Japan Airlines has just gone into bankruptcy. Joe Sternberg at the WSJ wonders if this is a legacy of Japanese stimulus spending. He’s got a good point – the idea of stimulus is to spend a dollar on any project without worrying if that is a good or bad project.
During the lost decade of the 1990s, airport construction popped up in many stimulus plans. National and local politicians, not to mention the politically powerful construction lobby, wanted to put an airport in every prefecture. And ordinary airports wouldn’t do. Because Japan’s relatively small flat surface area is in such high demand, one airport after another was built on reclaimed land in the middle of the ocean at enormous expense. Despite periodic public fulminations about out-of-control costs, in practice “expensive” seemed to be viewed as a net positive.

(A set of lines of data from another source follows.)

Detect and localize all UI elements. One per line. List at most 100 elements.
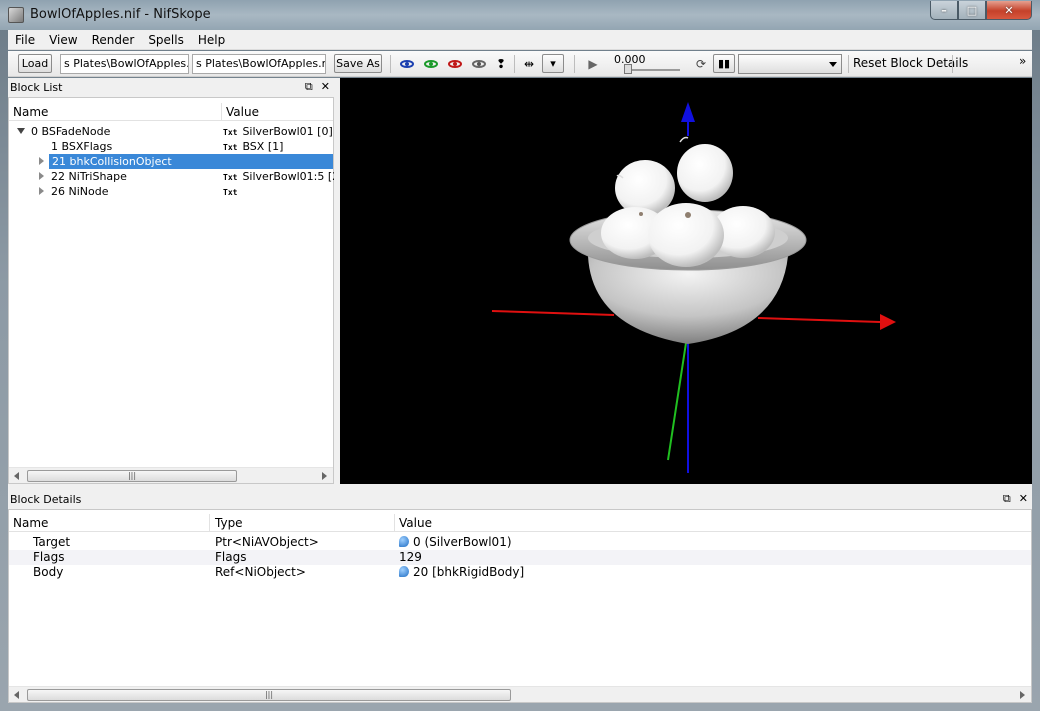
block-details-title-text: Block Details [10,493,82,506]
menu-spells[interactable]: Spells [141,33,191,47]
collapse-icon[interactable] [39,187,44,195]
txt-icon: Txt [223,128,238,137]
row-name: 1 BSXFlags [51,140,113,153]
switch-anim-button[interactable]: ▮▮ [713,54,735,73]
block-list-hscrollbar[interactable]: ||| [9,467,333,483]
block-list-header: Name Value [9,103,333,121]
z-axis-arrow [681,102,695,122]
apple-shape [677,144,733,202]
column-value[interactable]: Value [399,516,432,530]
x-axis-line [757,317,881,323]
animation-select[interactable] [738,54,842,74]
detail-value: 20 [bhkRigidBody] [413,565,525,579]
float-icon[interactable]: ⧉ [1003,492,1011,506]
row-value: BSX [1] [242,140,284,153]
detail-value: 129 [399,550,422,564]
detail-row[interactable]: Flags Flags 129 [9,550,1031,565]
scene-render [491,102,896,473]
menu-file[interactable]: File [8,33,42,47]
eye-blue-icon[interactable] [398,55,416,73]
scroll-right-icon[interactable] [1020,691,1025,699]
eye-gray-icon[interactable] [470,55,488,73]
view-dropdown-button[interactable]: ▾ [542,54,564,73]
link-icon [399,536,409,547]
txt-icon: Txt [223,173,238,182]
reset-block-details-button[interactable]: Reset Block Details [853,56,968,70]
play-icon[interactable]: ▶ [584,55,602,73]
scroll-right-icon[interactable] [322,472,327,480]
detail-name: Body [33,565,64,579]
column-name[interactable]: Name [13,105,48,119]
footprints-icon[interactable]: ❢ [492,55,510,73]
detail-value: 0 (SilverBowl01) [413,535,512,549]
window-title: BowlOfApples.nif - NifSkope [30,7,211,22]
apple-shape [648,203,724,267]
x-axis-arrow [880,314,896,330]
eye-red-icon[interactable] [446,55,464,73]
close-icon[interactable]: ✕ [1019,492,1028,506]
expand-icon[interactable] [17,128,25,134]
menu-view[interactable]: View [42,33,84,47]
scroll-thumb[interactable]: ||| [27,689,511,701]
minimize-button[interactable]: – [930,1,958,20]
collapse-icon[interactable] [39,157,44,165]
tree-row[interactable]: 26 NiNode Txt [9,184,334,199]
apple-shape [615,160,675,216]
txt-icon: Txt [223,188,238,197]
detail-type: Flags [215,550,247,564]
tree-row[interactable]: 22 NiTriShape Txt SilverBowl01:5 [2] [9,169,343,184]
close-icon[interactable]: ✕ [321,80,330,94]
block-list-panel: Name Value 0 BSFadeNode Txt SilverBowl01 … [8,97,343,484]
collapse-icon[interactable] [39,172,44,180]
tree-row[interactable]: 0 BSFadeNode Txt SilverBowl01 [0] [9,124,334,139]
save-path-field[interactable]: s Plates\BowlOfApples.nif [192,54,326,74]
toolbar: Load s Plates\BowlOfApples.nif s Plates\… [8,51,1032,77]
block-details-hscrollbar[interactable]: ||| [9,686,1031,702]
close-button[interactable]: ✕ [986,1,1032,20]
block-details-header: Name Type Value [9,514,1031,532]
toolbar-overflow-button[interactable]: » [1019,54,1026,68]
loop-icon[interactable]: ⟳ [692,55,710,73]
load-path-field[interactable]: s Plates\BowlOfApples.nif [60,54,189,74]
float-icon[interactable]: ⧉ [305,80,313,94]
menu-render[interactable]: Render [85,33,142,47]
row-name: 21 bhkCollisionObject [52,155,172,168]
column-name[interactable]: Name [13,516,48,530]
detail-name: Target [33,535,71,549]
scroll-thumb[interactable]: ||| [27,470,237,482]
tree-row[interactable]: 1 BSXFlags Txt BSX [1] [9,139,334,154]
split-view-icon[interactable]: ⇹ [520,55,538,73]
render-viewport[interactable] [340,78,1032,484]
detail-name: Flags [33,550,65,564]
y-axis-line [667,342,687,461]
tree-row-selected[interactable]: 21 bhkCollisionObject [9,154,334,169]
detail-row[interactable]: Target Ptr<NiAVObject> 0 (SilverBowl01) [9,535,1031,550]
app-icon [8,7,24,23]
detail-type: Ptr<NiAVObject> [215,535,319,549]
eye-green-icon[interactable] [422,55,440,73]
link-icon [399,566,409,577]
chevron-down-icon [829,62,837,67]
column-type[interactable]: Type [215,516,243,530]
block-details-panel: Name Type Value Target Ptr<NiAVObject> 0… [8,509,1032,703]
row-value: SilverBowl01:5 [2] [242,170,344,183]
row-name: 0 BSFadeNode [31,125,111,138]
row-value: SilverBowl01 [0] [242,125,333,138]
column-value[interactable]: Value [226,105,259,119]
block-list-title-text: Block List [10,81,63,94]
detail-type: Ref<NiObject> [215,565,306,579]
save-as-button[interactable]: Save As [334,54,382,73]
title-bar: BowlOfApples.nif - NifSkope – □ ✕ [0,0,1040,30]
row-name: 26 NiNode [51,185,109,198]
maximize-button[interactable]: □ [958,1,986,20]
scroll-left-icon[interactable] [14,691,19,699]
detail-row[interactable]: Body Ref<NiObject> 20 [bhkRigidBody] [9,565,1031,580]
load-button[interactable]: Load [18,54,52,73]
time-slider-track[interactable] [628,69,680,71]
scroll-left-icon[interactable] [14,472,19,480]
x-axis-line [491,310,615,316]
menu-bar: File View Render Spells Help [8,30,1032,50]
time-slider-thumb[interactable] [624,64,632,74]
block-list-title: Block List ⧉ ✕ [8,78,334,97]
menu-help[interactable]: Help [191,33,232,47]
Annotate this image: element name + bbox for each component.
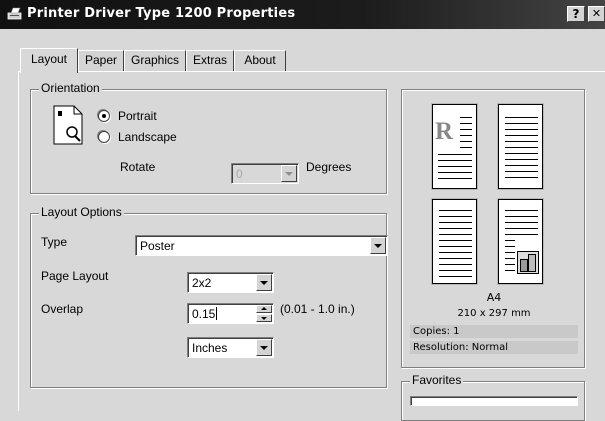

Boosters touted airports as creators of short-term construction jobs and longer-term boons to their areas. This airport binge has continued right up to today. Japan’s 98th airport opened last year: Shizuoka-Mt. Fuji, roughly 50 miles from the famous mountain. California, with a larger land area, has around one-third as many airports in regular commercial service, with another 35 or so “reliever airports” to handle business jets and general aviation.
Japan’s strategy hasn’t worked for the airlines or the airports. Those half-empty JAL flights helped push the carrier to bankruptcy. They also translate to less revenue for airports.
To my mind there are two take-home messages.
For everyone else, there’s a lesson here about the costs of Keynesian stimulus. While political debates on infrastructure spending so often focus on how much government will have to pay for a project today, businesses can end up stuck paying the price for inefficient infrastructure tomorrow—and the day after. It was just JAL’s bad luck to have to work with or around Japan’s airport Keynesianism.
The second message being the more interesting.
Meanwhile, one irony is that while Tokyo was busy dotting the countryside with “airports to nowhere,” it lagged on beefing up air-transport infrastructure at places that actually need it. A third runway at Narita, the country’s main international gateway, remains mired in political wrangling.
Stimulus packages don’t just crowd-out the private sector, they can also crowd-out otherwise legitimate infrastructure spending that needs to be undertaken. We saw this in Australia last year where the government were so busy building (new) school halls that they neglected or delayed building proper schools and classroom upgrades.